Eğitimin yeniden düzenlenmesi
AKP on üç yıldır üstüste kazandığı seçimlerle bir iktidar rahatlığına erişmiş olmalı. Bedenini iktidar koltuğunun biçimine, hatlarına intibak ettirdi. Birçok konuda, eskiden beri alışık olduğumuz iktidar konuşmalarını ya da iktidar jestlerini de başarıyla taklit etmeye başladı.
Ama, şüphesiz, “eskiden beri alışık olduğumuz iktidar” bloklarından ayrışan yanları, özellikleri de var. Bunların başında, din konusundaki tavrı geliyor. Erdoğan’ın başbakanken söylediği gibi, “dindar nesiller yetiştirmek”, AKP’nin temsil ettiği dünya görüşünün ezelî emellerinden biri. Şimdi, yukarıda dediğim gibi, iktidarın kazandırdığı güvenle, bu konuda da toplumu bulunduğu yerden alıp başka bir yere taşımanın somut adımlarını atmaya girişiyorlar. İktidara yeni geldikleri yıllarda böyle adımlar atmaktan çekinirlerdi. Şimdi çekinmiyorlar.
Bunun, şimdiki koşullar içinde somut adımı da İmam- Hatipler oluyor. Yıllar önce, bu memlekette varlığı bilinen “mütedeyyin” kesime bir “cemile” olarak verilen bu imkân, AKP’nin toplum mühendislerinin elinde, geleceğin egemen sistemi olmanın hazırlıklarını yapıyor. Bu toplumun tarihinde hayatî bir yeri olan eğitim konusunda, kendi inancı doğrultusunda öğretime biçim vermeye çalışmış Emrullah Efendi, Satı Bey, Hasan Ali Yücel gibi kişilerden sonra bir de Bilâl Erdoğan adının yazılacağını bekleyebiliriz.
Bir tanıdığım var, geçen gün anlatıyordu. Oğlu bu yıl liseyi bitirip üniversiteye gitmeye çalışacakmış. Ama birden bire yer ayağının altından çekilmiş. Bir yandan da “Fethullahçı Terör Örgütü”ne karşı bir savaş sürüyor ya! Dersaneler kapanıyor, adları değişiyor, falan. Lafın kısası, yıllığı on beş bin lira olmak üzere, bu yeni kurumlardan birine yazdırmak zorunda kalmışlar.
Tanıdığım öyle hali vakti yerinde biri değil. Borç harç, bulup buluşturmuşlar.
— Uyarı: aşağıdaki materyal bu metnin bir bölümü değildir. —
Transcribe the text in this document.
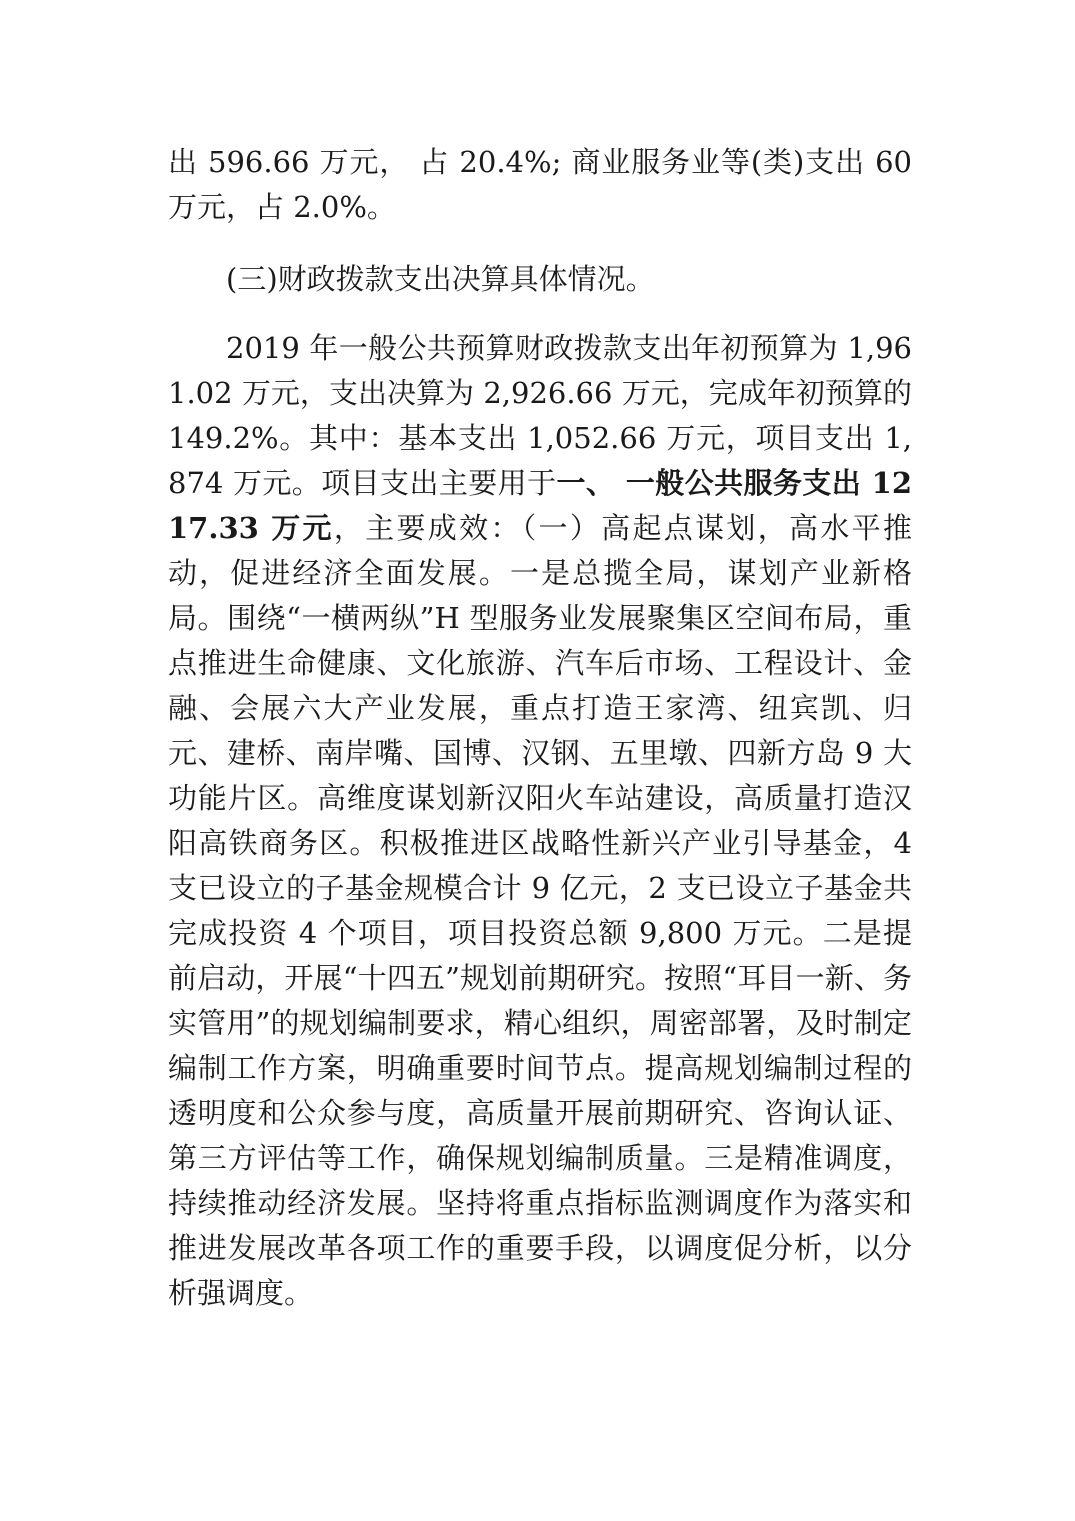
出 596.66 万元， 占 20.4%; 商业服务业等(类)支出 60 万元，占 2.0%。

(三)财政拨款支出决算具体情况。

2019 年一般公共预算财政拨款支出年初预算为 1,961.02 万元，支出决算为 2,926.66 万元，完成年初预算的 149.2%。其中：基本支出 1,052.66 万元，项目支出 1,874 万元。项目支出主要用于一、 一般公共服务支出 1217.33 万元，主要成效：（一）高起点谋划，高水平推动，促进经济全面发展。一是总揽全局，谋划产业新格局。围绕“一横两纵”H 型服务业发展聚集区空间布局，重点推进生命健康、文化旅游、汽车后市场、工程设计、金融、会展六大产业发展，重点打造王家湾、纽宾凯、归元、建桥、南岸嘴、国博、汉钢、五里墩、四新方岛 9 大功能片区。高维度谋划新汉阳火车站建设，高质量打造汉阳高铁商务区。积极推进区战略性新兴产业引导基金，4 支已设立的子基金规模合计 9 亿元，2 支已设立子基金共完成投资 4 个项目，项目投资总额 9,800 万元。二是提前启动，开展“十四五”规划前期研究。按照“耳目一新、务实管用”的规划编制要求，精心组织，周密部署，及时制定编制工作方案，明确重要时间节点。提高规划编制过程的透明度和公众参与度，高质量开展前期研究、咨询认证、第三方评估等工作，确保规划编制质量。三是精准调度，持续推动经济发展。坚持将重点指标监测调度作为落实和推进发展改革各项工作的重要手段，以调度促分析，以分析强调度。
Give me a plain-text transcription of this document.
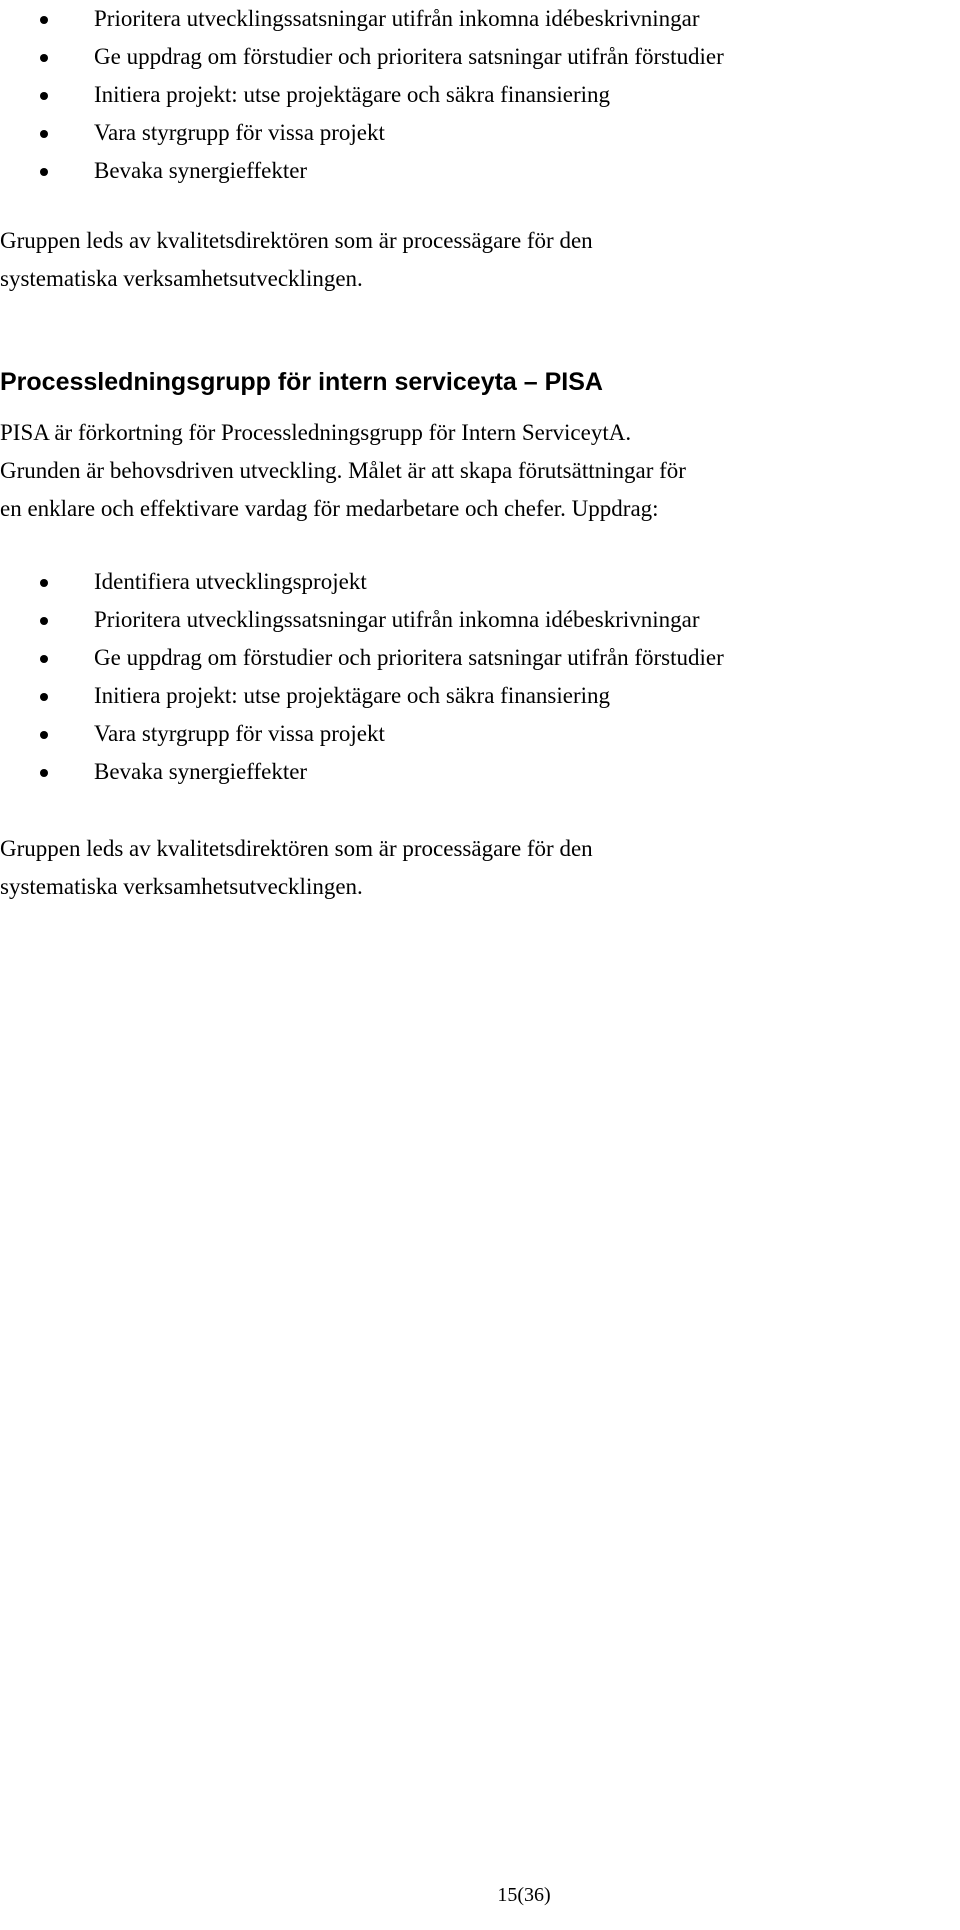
Prioritera utvecklingssatsningar utifrån inkomna idébeskrivningar
Ge uppdrag om förstudier och prioritera satsningar utifrån förstudier
Initiera projekt: utse projektägare och säkra finansiering
Vara styrgrupp för vissa projekt
Bevaka synergieffekter

Gruppen leds av kvalitetsdirektören som är processägare för den

systematiska verksamhetsutvecklingen.

Processledningsgrupp för intern serviceyta – PISA

PISA är förkortning för Processledningsgrupp för Intern ServiceytA.

Grunden är behovsdriven utveckling. Målet är att skapa förutsättningar för

en enklare och effektivare vardag för medarbetare och chefer. Uppdrag:

Identifiera utvecklingsprojekt
Prioritera utvecklingssatsningar utifrån inkomna idébeskrivningar
Ge uppdrag om förstudier och prioritera satsningar utifrån förstudier
Initiera projekt: utse projektägare och säkra finansiering
Vara styrgrupp för vissa projekt
Bevaka synergieffekter

Gruppen leds av kvalitetsdirektören som är processägare för den

systematiska verksamhetsutvecklingen.

15(36)
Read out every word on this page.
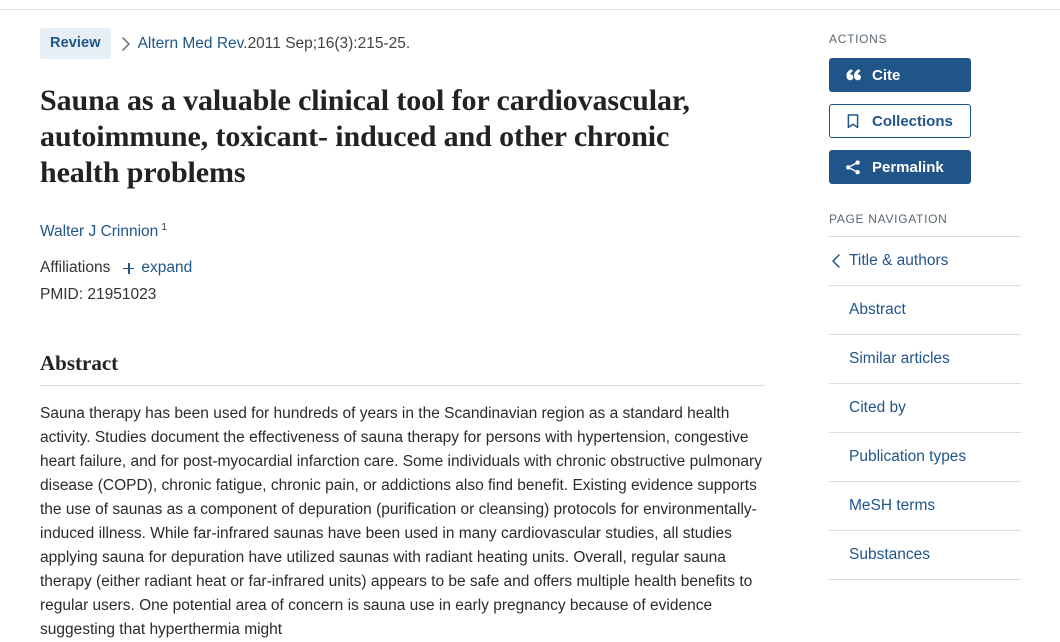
Review	Altern Med Rev. 2011 Sep;16(3):215-25.
Sauna as a valuable clinical tool for cardiovascular, autoimmune, toxicant- induced and other chronic health problems
Walter J Crinnion $^1$
Affiliations expand
PMID: 21951023
Abstract
Sauna therapy has been used for hundreds of years in the Scandinavian region as a standard health activity. Studies document the effectiveness of sauna therapy for persons with hypertension, congestive heart failure, and for post-myocardial infarction care. Some individuals with chronic obstructive pulmonary disease (COPD), chronic fatigue, chronic pain, or addictions also find benefit. Existing evidence supports the use of saunas as a component of depuration (purification or cleansing) protocols for environmentally-induced illness. While far-infrared saunas have been used in many cardiovascular studies, all studies applying sauna for depuration have utilized saunas with radiant heating units. Overall, regular sauna therapy (either radiant heat or far-infrared units) appears to be safe and offers multiple health benefits to regular users. One potential area of concern is sauna use in early pregnancy because of evidence suggesting that hyperthermia might
ACTIONS
Cite
Collections
Permalink
PAGE NAVIGATION
Title & authors
Abstract
Similar articles
Cited by
Publication types
MeSH terms
Substances
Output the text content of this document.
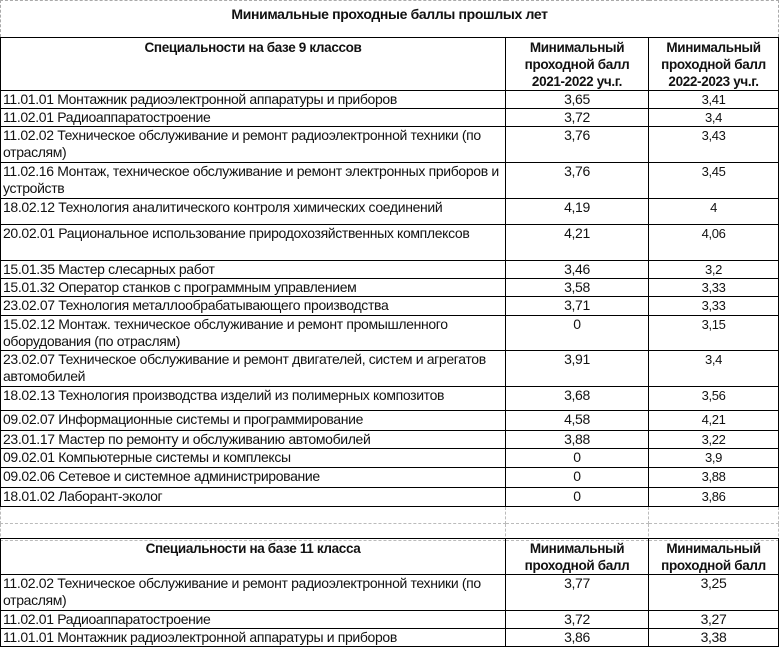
Минимальные проходные баллы прошлых лет		
Специальности на базе 9 классов	Минимальный проходной балл 2021-2022 уч.г.	Минимальный проходной балл 2022-2023 уч.г.
11.01.01 Монтажник радиоэлектронной аппаратуры и приборов	3,65	3,41
11.02.01 Радиоаппаратостроение	3,72	3,4
11.02.02 Техническое обслуживание и ремонт радиоэлектронной техники (по отраслям)	3,76	3,43
11.02.16 Монтаж, техническое обслуживание и ремонт электронных приборов и устройств	3,76	3,45
18.02.12 Технология аналитического контроля химических соединений	4,19	4
20.02.01 Рациональное использование природохозяйственных комплексов	4,21	4,06
15.01.35 Мастер слесарных работ	3,46	3,2
15.01.32 Оператор станков с программным управлением	3,58	3,33
23.02.07 Технология металлообрабатывающего производства	3,71	3,33
15.02.12 Монтаж. техническое обслуживание и ремонт промышленного оборудования (по отраслям)	0	3,15
23.02.07 Техническое обслуживание и ремонт двигателей, систем и агрегатов автомобилей	3,91	3,4
18.02.13 Технология производства изделий из полимерных композитов	3,68	3,56
09.02.07 Информационные системы и программирование	4,58	4,21
23.01.17 Мастер по ремонту и обслуживанию автомобилей	3,88	3,22
09.02.01 Компьютерные системы и комплексы	0	3,9
09.02.06 Сетевое и системное администрирование	0	3,88
18.01.02 Лаборант-эколог	0	3,86

Специальности на базе 11 класса	Минимальный проходной балл	Минимальный проходной балл
11.02.02 Техническое обслуживание и ремонт радиоэлектронной техники (по отраслям)	3,77	3,25
11.02.01 Радиоаппаратостроение	3,72	3,27
11.01.01 Монтажник радиоэлектронной аппаратуры и приборов	3,86	3,38
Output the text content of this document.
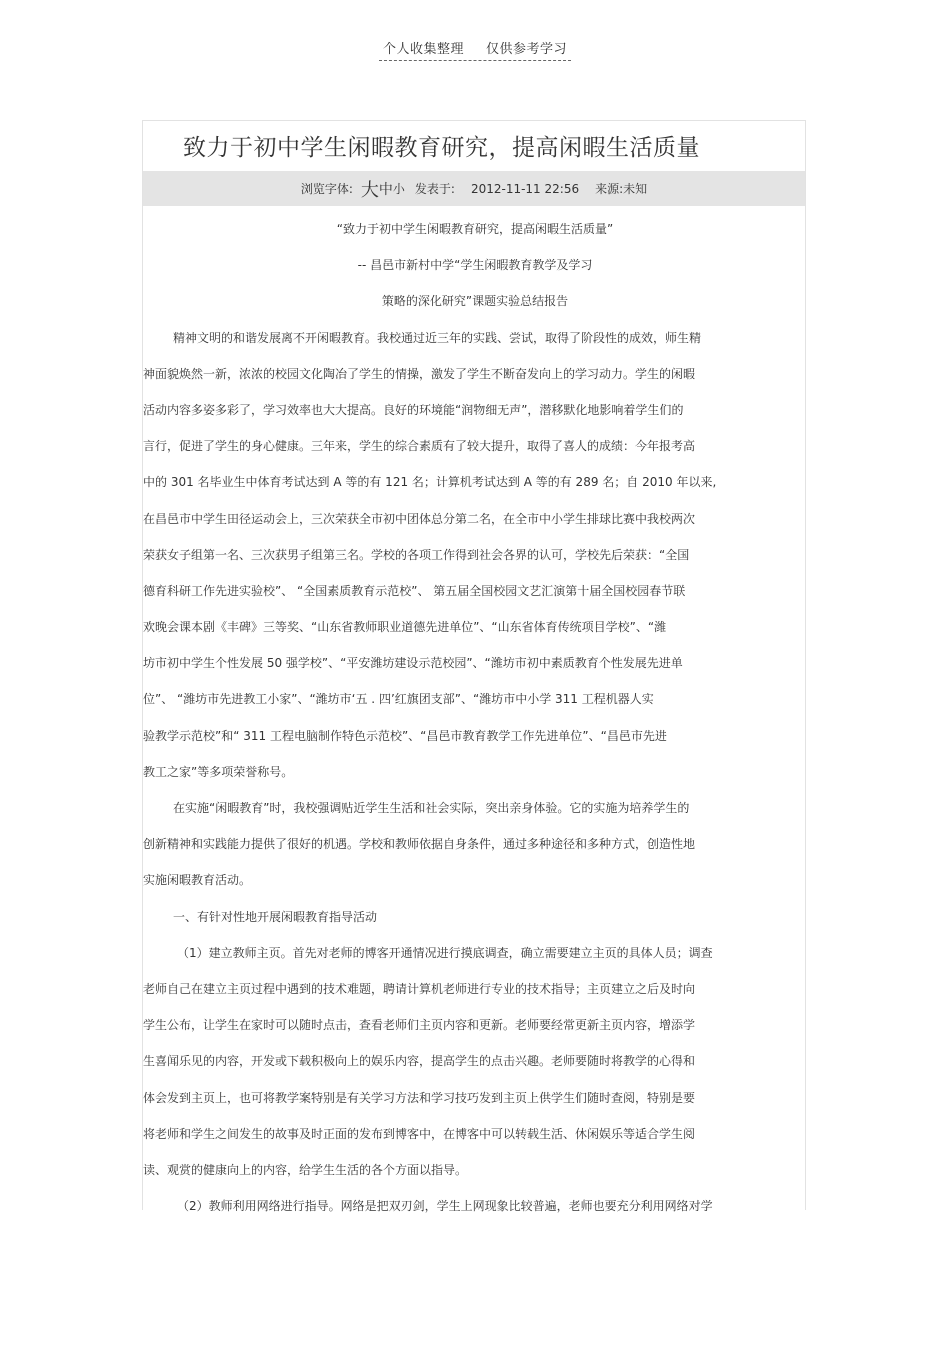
个人收集整理 仅供参考学习
致力于初中学生闲暇教育研究，提高闲暇生活质量
浏览字体: 大 中 小 发表于: 2012-11-11 22:56 来源: 未知
“致力于初中学生闲暇教育研究，提高闲暇生活质量”
-- 昌邑市新村中学“学生闲暇教育教学及学习
策略的深化研究”课题实验总结报告
精神文明的和谐发展离不开闲暇教育。我校通过近三年的实践、尝试，取得了阶段性的成效，师生精
神面貌焕然一新，浓浓的校园文化陶冶了学生的情操，激发了学生不断奋发向上的学习动力。学生的闲暇
活动内容多姿多彩了，学习效率也大大提高。良好的环境能“润物细无声”，潜移默化地影响着学生们的
言行，促进了学生的身心健康。三年来，学生的综合素质有了较大提升，取得了喜人的成绩：今年报考高
中的 301 名毕业生中体育考试达到 A 等的有 121 名；计算机考试达到 A 等的有 289 名；自 2010 年以来,
在昌邑市中学生田径运动会上，三次荣获全市初中团体总分第二名，在全市中小学生排球比赛中我校两次
荣获女子组第一名、三次获男子组第三名。学校的各项工作得到社会各界的认可，学校先后荣获：“全国
德育科研工作先进实验校”、 “全国素质教育示范校”、 第五届全国校园文艺汇演第十届全国校园春节联
欢晚会课本剧《丰碑》三等奖、“山东省教师职业道德先进单位”、“山东省体育传统项目学校”、“潍
坊市初中学生个性发展 50 强学校”、“平安潍坊建设示范校园”、“潍坊市初中素质教育个性发展先进单
位”、 “潍坊市先进教工小家”、“潍坊市‘五 . 四’红旗团支部”、“潍坊市中小学 311 工程机器人实
验教学示范校”和“ 311 工程电脑制作特色示范校”、“昌邑市教育教学工作先进单位”、“昌邑市先进
教工之家”等多项荣誉称号。
在实施“闲暇教育”时，我校强调贴近学生生活和社会实际，突出亲身体验。它的实施为培养学生的
创新精神和实践能力提供了很好的机遇。学校和教师依据自身条件，通过多种途径和多种方式，创造性地
实施闲暇教育活动。
一、有针对性地开展闲暇教育指导活动
（1）建立教师主页。首先对老师的博客开通情况进行摸底调查，确立需要建立主页的具体人员；调查
老师自己在建立主页过程中遇到的技术难题，聘请计算机老师进行专业的技术指导；主页建立之后及时向
学生公布，让学生在家时可以随时点击，查看老师们主页内容和更新。老师要经常更新主页内容，增添学
生喜闻乐见的内容，开发或下载积极向上的娱乐内容，提高学生的点击兴趣。老师要随时将教学的心得和
体会发到主页上，也可将教学案特别是有关学习方法和学习技巧发到主页上供学生们随时查阅，特别是要
将老师和学生之间发生的故事及时正面的发布到博客中，在博客中可以转载生活、休闲娱乐等适合学生阅
读、观赏的健康向上的内容，给学生生活的各个方面以指导。
（2）教师利用网络进行指导。网络是把双刃剑，学生上网现象比较普遍，老师也要充分利用网络对学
Çocuk o pahalı okula gidemese, giriş sınavında da başarılı olmasa, hepsinin içinde ukde kalacak.
Bu onların özel, ailevî, her neyse o türlü sıkıntısı. Ama burada “sınıfsal” bir durum var: sistem, dar gelirli ebeveyne diyor ki: “Seni alternatifsiz bırakmadık; daha çok para vermek istemeye bilirsin. O zaman buyur, geç. İmam- Hatip’e. Orası bedava.”
Kapatılan dersanelere gidenler oraya bir para veriyorlardı. Eh, biraz daha fazlasını verecekler. Vermeyenler İmam- Hatip’e gidecek, eğitimin daha “mütedeyyin” olanını görecek. İnşallah yakında kızları oğlanları da birbirinden ayıracağız, her şey daha da güzel olacak. Ama bir yandan İmam- Hatip’lerde verilen eğitimin niteliğini yükselteceğiz. Bir kere, en başından, o eğitimi veren öğretmenlerin niteliğini yükselteceğiz; yani daha “mütedeyyin”, daha “imanlı” olmalarını sağlayacağız. Bunun için yeni sınavlar koyacağız. Dolayısıyla, bir zaman sonra, bu ikiliği aşacak, “düz lise”, “imam- hatip lisesi” ayrışmasını geçersiz kılacak bir noktaya geleceğiz. O zaman, “İmam- Hatip” adı da kaldırılabilir. Nasıl olsa her yerİmam- Hatip olmuş olacak.”
Türkiye, Cumhuriyet öncesinden de başlayarak, hayatını “ikili” bir temel üzerinden yaşamaya alışmış bir toplum. Bunun sonucunda, aynı topraklar üzerinde iki ayrı ulus gibi yaşamayı öğrenmiş ve sindirmişiz. Bir genelleme düzeyinde insanlar hepsi aynı şeyi yapıyor gibi görünebilirler; “işte, maça gidiyorlar; markete gidiyorlar; müzik dinliyorlar…” Evet, ama bunların hepsini farklı üslûpla yapıyorlar. Bu da, önemli bir sağlıksızlık alâmeti; “tek” bir toplum olunamıyor.
Bu ikileşmenin başında, “Batılılaşma” kutbunda duran kesim bir hayat tarzı kurmuş ve “Herkes böyle yaşayacak” demişti. Öyle olmadı. Olmamasının bir nedeni bu buyurganlıktı. Şimdiki aşamada Erdoğan ve onunla hemfikir olanlar kendi hayat tarzlarını gösteriyor ve “Herkes böyle yaşayacak” diyorlar. Olur mu? Olmaz.
Ama bu ısrar, normalleşmeyi, anlaşmayı, konuşarak anlaşan bir toplum olmayı bilinmeyen tarihlere erteler; sürtüşmeleri, çatışmaları, onlardan ileri gelen gocunmaları ve intikam duygularını egemen kılar.
Bunun göre göre, bile bile yapılmadığını söylemek çok zor.